In the late eighties I relocated crocodiles from the Maputo zoo in Mozambique to a game farm in South Africa, and gave them a new lease on life in the wild (see earlier blog).
A year later one of the rangers reported that he had seen the crocs mating. This particular dam had no handy sand banks for ideal nesting, so I spent weekend after weekend trying to find the nest in the surrounding bush, to no avail. My efforts were futile – Mamacroc had done an excellent camouflage job, and I couldn’t entice her to share her secret.
The mortality rate of baby crocodiles in the wild is in excess of 95% due to predation. I simply had to find the nest before they hatched.
They were going to be my first grandchildren, after all.
When I estimated the hatching date to be near, I would drive the eighty Km to the farm after surgery hours, and search and listen to for hatching calls armed with a torch and a .357 Magnum. And good running shoes. No luck.

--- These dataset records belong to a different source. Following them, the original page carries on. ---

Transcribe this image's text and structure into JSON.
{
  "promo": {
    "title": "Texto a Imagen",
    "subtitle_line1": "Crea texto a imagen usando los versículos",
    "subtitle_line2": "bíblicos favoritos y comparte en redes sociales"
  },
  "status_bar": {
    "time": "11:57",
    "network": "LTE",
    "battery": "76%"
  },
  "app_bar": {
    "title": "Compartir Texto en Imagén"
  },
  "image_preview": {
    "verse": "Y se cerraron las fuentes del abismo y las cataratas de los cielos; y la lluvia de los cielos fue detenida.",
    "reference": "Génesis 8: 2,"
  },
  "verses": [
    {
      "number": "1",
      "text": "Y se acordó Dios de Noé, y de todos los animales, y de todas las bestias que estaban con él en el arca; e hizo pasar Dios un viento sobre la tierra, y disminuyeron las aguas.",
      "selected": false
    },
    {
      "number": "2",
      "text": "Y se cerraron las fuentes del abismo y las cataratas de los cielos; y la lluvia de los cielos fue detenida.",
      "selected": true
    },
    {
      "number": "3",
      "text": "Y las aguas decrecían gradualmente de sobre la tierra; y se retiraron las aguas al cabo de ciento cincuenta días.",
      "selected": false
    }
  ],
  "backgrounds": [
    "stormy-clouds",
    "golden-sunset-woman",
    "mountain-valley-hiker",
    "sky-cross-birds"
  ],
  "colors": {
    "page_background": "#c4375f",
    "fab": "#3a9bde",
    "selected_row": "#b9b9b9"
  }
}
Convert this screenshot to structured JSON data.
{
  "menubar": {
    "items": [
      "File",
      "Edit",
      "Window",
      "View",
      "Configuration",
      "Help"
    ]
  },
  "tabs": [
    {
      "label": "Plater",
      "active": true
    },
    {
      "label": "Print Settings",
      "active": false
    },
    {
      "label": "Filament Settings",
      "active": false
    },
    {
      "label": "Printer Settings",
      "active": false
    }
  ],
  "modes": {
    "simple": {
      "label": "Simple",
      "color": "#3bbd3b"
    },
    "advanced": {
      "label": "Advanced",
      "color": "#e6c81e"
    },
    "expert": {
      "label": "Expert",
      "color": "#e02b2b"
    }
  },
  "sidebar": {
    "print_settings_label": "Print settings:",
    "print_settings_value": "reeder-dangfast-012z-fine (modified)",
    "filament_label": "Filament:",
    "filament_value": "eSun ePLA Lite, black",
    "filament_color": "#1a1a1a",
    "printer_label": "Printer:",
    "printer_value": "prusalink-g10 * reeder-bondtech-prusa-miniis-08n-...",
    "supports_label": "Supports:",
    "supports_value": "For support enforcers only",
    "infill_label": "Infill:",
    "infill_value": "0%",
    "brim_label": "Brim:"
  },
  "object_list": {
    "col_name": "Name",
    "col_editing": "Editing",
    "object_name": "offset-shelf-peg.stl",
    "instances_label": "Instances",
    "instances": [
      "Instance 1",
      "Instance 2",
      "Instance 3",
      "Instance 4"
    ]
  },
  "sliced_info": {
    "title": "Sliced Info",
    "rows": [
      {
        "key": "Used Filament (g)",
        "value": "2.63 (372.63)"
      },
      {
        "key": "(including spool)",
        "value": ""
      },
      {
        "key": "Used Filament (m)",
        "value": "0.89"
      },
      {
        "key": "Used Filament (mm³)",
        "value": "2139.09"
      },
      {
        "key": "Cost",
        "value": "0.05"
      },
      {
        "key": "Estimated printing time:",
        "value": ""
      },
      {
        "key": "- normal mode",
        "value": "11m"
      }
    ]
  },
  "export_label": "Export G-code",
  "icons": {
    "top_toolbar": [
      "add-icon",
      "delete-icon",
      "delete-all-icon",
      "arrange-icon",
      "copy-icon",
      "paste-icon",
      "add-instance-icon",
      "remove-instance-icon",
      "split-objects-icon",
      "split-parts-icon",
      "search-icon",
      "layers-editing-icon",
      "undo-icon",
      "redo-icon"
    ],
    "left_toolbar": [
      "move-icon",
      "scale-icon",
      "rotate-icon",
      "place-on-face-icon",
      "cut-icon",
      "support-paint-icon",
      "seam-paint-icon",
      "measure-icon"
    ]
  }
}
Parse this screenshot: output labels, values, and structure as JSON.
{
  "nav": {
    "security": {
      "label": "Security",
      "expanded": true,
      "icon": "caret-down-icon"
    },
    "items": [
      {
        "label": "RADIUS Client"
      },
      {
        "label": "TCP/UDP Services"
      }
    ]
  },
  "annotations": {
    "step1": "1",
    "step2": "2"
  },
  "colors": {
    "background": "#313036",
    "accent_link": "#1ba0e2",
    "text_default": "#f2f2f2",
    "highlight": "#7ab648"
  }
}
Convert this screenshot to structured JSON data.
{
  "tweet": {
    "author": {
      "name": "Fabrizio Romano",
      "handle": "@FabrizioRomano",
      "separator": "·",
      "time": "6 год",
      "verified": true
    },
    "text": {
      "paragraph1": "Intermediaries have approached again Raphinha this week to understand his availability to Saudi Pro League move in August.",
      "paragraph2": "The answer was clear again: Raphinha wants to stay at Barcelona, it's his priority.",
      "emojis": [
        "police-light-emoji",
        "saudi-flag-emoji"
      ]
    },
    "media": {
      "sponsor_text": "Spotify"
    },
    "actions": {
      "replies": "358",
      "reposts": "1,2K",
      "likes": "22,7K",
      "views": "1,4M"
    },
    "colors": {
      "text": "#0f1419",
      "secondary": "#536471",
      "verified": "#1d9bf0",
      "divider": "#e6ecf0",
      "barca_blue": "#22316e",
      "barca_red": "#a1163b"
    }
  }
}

On a Sunday morning at first light, I found the nest at long last, but I was too late – the hatchlings were already in the water. All that remained was sixteen egg shells. Geles (see earlier blog) was faithfully guarding his offspring in the far corner of the dam, under the watchful eyes of two patrolling Maribou storks and a fish eagle from a high perch. And I knew there were big, hungry barbel in that dam. I had to do something.
The main camp had a swimming pool, so I fetched a cardboard box and the net used for skimming leaves from the pool. At least I would have a ten foot aluminium pole between myself and Geles and his wife.
By the time I got back there were two fish eagles. The bank was fairly steep and the water deep at this spot. I would have preferred to have a twenty foot pole. The dispassionate look in Geles’ eye made me wish for a thirty foot pole.
Trying to get the job done was the stuff real nightmares are made of.
By the time I had three babies in the box I was sweating profusely and I had the jitters. By this time Geles also decided that enough was enough. I was expecting it to happen at some stage, but when it did, it happened with the speed of a greased lightning strike. He shot out of the water like a Polaris missile.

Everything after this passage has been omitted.